Nel passaggio dalla gestione «ulivista» di Bersani a quella rottamatrice di Renzi, da questo punto di vista è cambiato poco. Soprattutto nelle grandi città, il Pd renziano non riesce a superare l'ostilità di élite culturali metropolitane impregnate di scetticismo snobistico e di atavica diffidenza verso le riforme (osteggiate magari con richiami a un rivoluzionarismo cosmopolita puramente immaginario) e non riesce neppure a collegarsi stabilmente alle élite economiche più pragmatiche che tendono a preferire soluzioni presentate come «neutrali» o tecnocratiche.

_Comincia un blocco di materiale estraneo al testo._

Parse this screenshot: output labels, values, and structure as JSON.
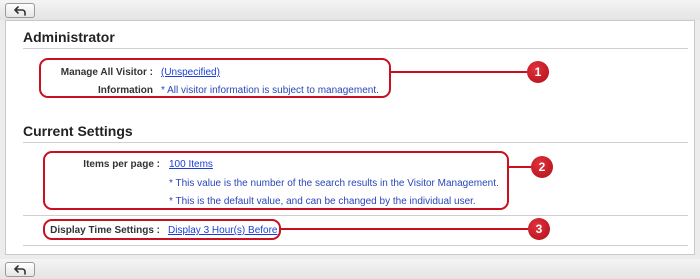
{
  "back_icon": "back-arrow-icon",
  "administrator": {
    "title": "Administrator",
    "manage_label": "Manage All Visitor :",
    "manage_value": "(Unspecified)",
    "info_label": "Information",
    "info_note": "* All visitor information is subject to management.",
    "badge": "1"
  },
  "current_settings": {
    "title": "Current Settings",
    "items_label": "Items per page :",
    "items_value": "100 Items",
    "note1": "* This value is the number of the search results in the Visitor Management.",
    "note2": "* This is the default value, and can be changed by the individual user.",
    "badge": "2",
    "display_label": "Display Time Settings :",
    "display_value": "Display 3 Hour(s) Before",
    "badge3": "3"
  },
  "colors": {
    "callout": "#c8101e",
    "link": "#1a3fd6"
  }
}
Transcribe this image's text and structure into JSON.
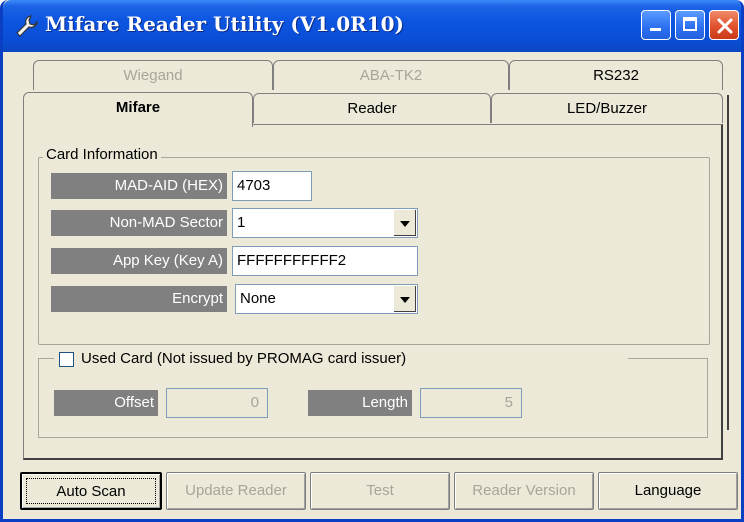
{
  "window": {
    "title": "Mifare Reader Utility (V1.0R10)"
  },
  "tabs_back": [
    {
      "label": "Wiegand",
      "enabled": false
    },
    {
      "label": "ABA-TK2",
      "enabled": false
    },
    {
      "label": "RS232",
      "enabled": true
    }
  ],
  "tabs_front": [
    {
      "label": "Mifare",
      "selected": true
    },
    {
      "label": "Reader",
      "selected": false
    },
    {
      "label": "LED/Buzzer",
      "selected": false
    }
  ],
  "card_info": {
    "title": "Card Information",
    "mad_aid_label": "MAD-AID (HEX)",
    "mad_aid_value": "4703",
    "non_mad_label": "Non-MAD Sector",
    "non_mad_value": "1",
    "app_key_label": "App Key (Key A)",
    "app_key_value": "FFFFFFFFFFF2",
    "encrypt_label": "Encrypt",
    "encrypt_value": "None"
  },
  "used_card": {
    "label": "Used Card (Not issued by PROMAG card issuer)",
    "checked": false,
    "offset_label": "Offset",
    "offset_value": "0",
    "length_label": "Length",
    "length_value": "5"
  },
  "buttons": {
    "auto_scan": "Auto Scan",
    "update_reader": "Update Reader",
    "test": "Test",
    "reader_version": "Reader Version",
    "language": "Language"
  },
  "icons": {
    "app": "wrench-icon",
    "minimize": "minimize-icon",
    "maximize": "maximize-icon",
    "close": "close-icon",
    "dropdown": "chevron-down-icon"
  },
  "colors": {
    "titlebar": "#0A4ED6",
    "window_bg": "#ECE9D8",
    "label_bg": "#808080",
    "close_button": "#E0522E"
  }
}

Il meccanismo delle primarie, che dovrebbe consentire di scavalcare le élite rivolgendosi direttamente alla base elettorale popolare, ha funzionato a livello nazionale, ma a quelli locali risente inevitabilmente delle influenze legate ai vari centri di potere e di opinione, com'è d'altra parte ovvio che sia. Come non si combatte la febbre cambiando termometro, così non si risolve questo problema politico di fondo, cioè la debolezza del rapporto del Pd con la sua base elettorale che non diventa una base sociale permanente, con marchingegni tecnici. La «feudalizzazione» del partito a livello locale in concomitanza con una personalizzazione del ruolo di vertice è un fenomeno che non riguarda solo la sinistra in Italia e non è un fenomeno solo italiano. Al contrario in Italia si presenta con un certo ritardo rispetto a situazioni come quelle che si vivono in tutte le grandi democrazie europee, solo che lì questi fenomeni sono regolamentati da tempo.